A Greenock Spark That Lit the Hammers’ Flame

 


For we long-suffering Scots Hammers — and especially those of us who are Greenock-born devotees of West Ham United — today is a day of quiet reverence, almost sacred in its significance. For on this date, the 17th of September 2025, we mark the bicentenary of the birth of Donald Currie — Greenock born on the same day in 1825, and departed this life in 1909.

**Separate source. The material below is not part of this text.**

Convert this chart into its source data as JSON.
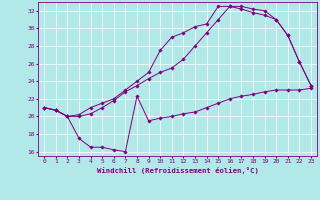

 Currie was an industrialist of formidable energy, a shipowner whose vessels stitched together the trade routes of empire, a parliamentarian, and later a generous philanthropist. But for us, who trace our loyalties not through stock markets or shipping ledgers but through claret and blue veins, his most luminous legacy lies elsewhere: as the first chairman, founder and financier of Old Castle Swifts F.C.

 

The Swifts were a works team, forged in 1892 from the sweat and sinew of Scottish shipyard workers toiling in West Ham, East London. When the club dissolved in 1895, its embers did not die. Instead, they were carried across the docks and found new life in the new-born Thames Ironworks F.C. — who, a few short years later, would be reborn as the beloved West Ham United. Indeed, a significant number former Swifts players (Scots among them) became Ironworks players.

 

And so, the first true spark of our club was struck with Donald Currie’s birth two centuries ago: a spark that ignited a roaring furnace of Greenock engineers, shipwrights and — in time — footballers, who poured like molten metal down to London’s East End, bringing with them their labour, their accents, and their dreams.

 


Leafing through the old rosters of the Swifts is like reading a roll-call from the Clyde: Lyndsey, Murray, McFarlane, Leith, Baird, Mitchell, Fraser, Taylor. Among them, fellow Greenock engineers Robert Taylor and David Murray — brothers in craft and in spirit to Currie himself.

 

Currie’s path had first taken him through Cunard in Liverpool before he struck out alone, founding Donald Currie & Co. in 1862, which blossomed into the famed Union-Castle Line. In his youth he had laboured in his uncle’s sugar-refining business back home in Greenock, and so the old trade winds of sugar, no less than shipbuilding, braided Greenock to London.

 

Consider Abram Lyle, another Greenock son and sugar magnate. In 1865 he acquired a refinery in Greenock, and later others in Plaistow and Silvertown. Distrusting strangers, he brought his entire workforce from Greenock by train in 1882 — from foremen to labourers — just as the German sugar bakers before him had imported their own countrymen to staff their refineries both on the Clyde and in East London. My own forebears from Bremen were among those 19th-century sugar men. ‘White gold,’ like shipbuilding, flows through the strata of our family history.

 

So too did Currie expand, acquiring land at Canning Town near the mouth of the River Lea, where his Scottish-recruited workforce tended his ship-repair yards. And it was here, in 1891, that he resolved to establish the Old Castle Swifts — a team financed by his company, a spark struck on the anvil of Union-Castle steel.

 

In time, the Swifts passed into history, yet their spirit endured with a new East End works team being formed in direct response to the Swifts demise. The Thames Ironworks FC men picked up their hammer, carrying the Scottish tradition forward until they became West Ham United in 1900. Even then, Scots still laced up their boots for the Irons.

 

Decades later, in 1965, my own father Ronnie Ahlfeld — a lad of seventeen — followed the same compass southward, signing schoolboy terms as a youth player for West Ham, even making a few appearances for the reserves in the Metropolitan League against St Neot’s and Dartford Town. Fate was cruel: injury curtailed his rise, sending him home to become youth team manager at Greenock Morton F.C., just as my grandfather Robey Ahlfeld had once guarded the goalmouth for old Greenock Morton Juniors before the war. My young cousin Brinley also had trials at the Hammers and was on the books for a brief period too.


 

Yet my father returned from London with something indelible — a love for the East End and its warm-hearted people, for a club that had shown him such kindness during his brief, blighted playing days. That love passed to my brother Robert and me. Season after season, we made pilgrimages with Dad to Upton Park, cheering the Hammers through the glory years of Frank McAvennie and Tony Cottee in ’86, and later marvelling when Neil Orr — a fellow Gourock lad from Morton — donned the claret and blue. We even crossed paths with Ray Stewart and the great manager John Lyall, himself an East Ender of Scottish stock.
 

We kept the faith even through the wilderness years in the old Second Division, when the defence was more sieve than steel. Those trips were brightened by visits to my aunts Senga and Ellen and our London cousins, weaving family into the fabric of football.
 

And so, who can say what the future holds for our oft-troubled club, with its uneasy owners and financial storms? Yet even now, the embers of West Ham still glow; the forge is not yet cold, the anvil not yet silent.
 

So, raise a glass — to Sir Donald, born two hundred years ago in Greenock, who unknowingly set in motion the great, clanging poetry of the Hammers.
 

Up the Irons. And happy birthday, Sir Donald.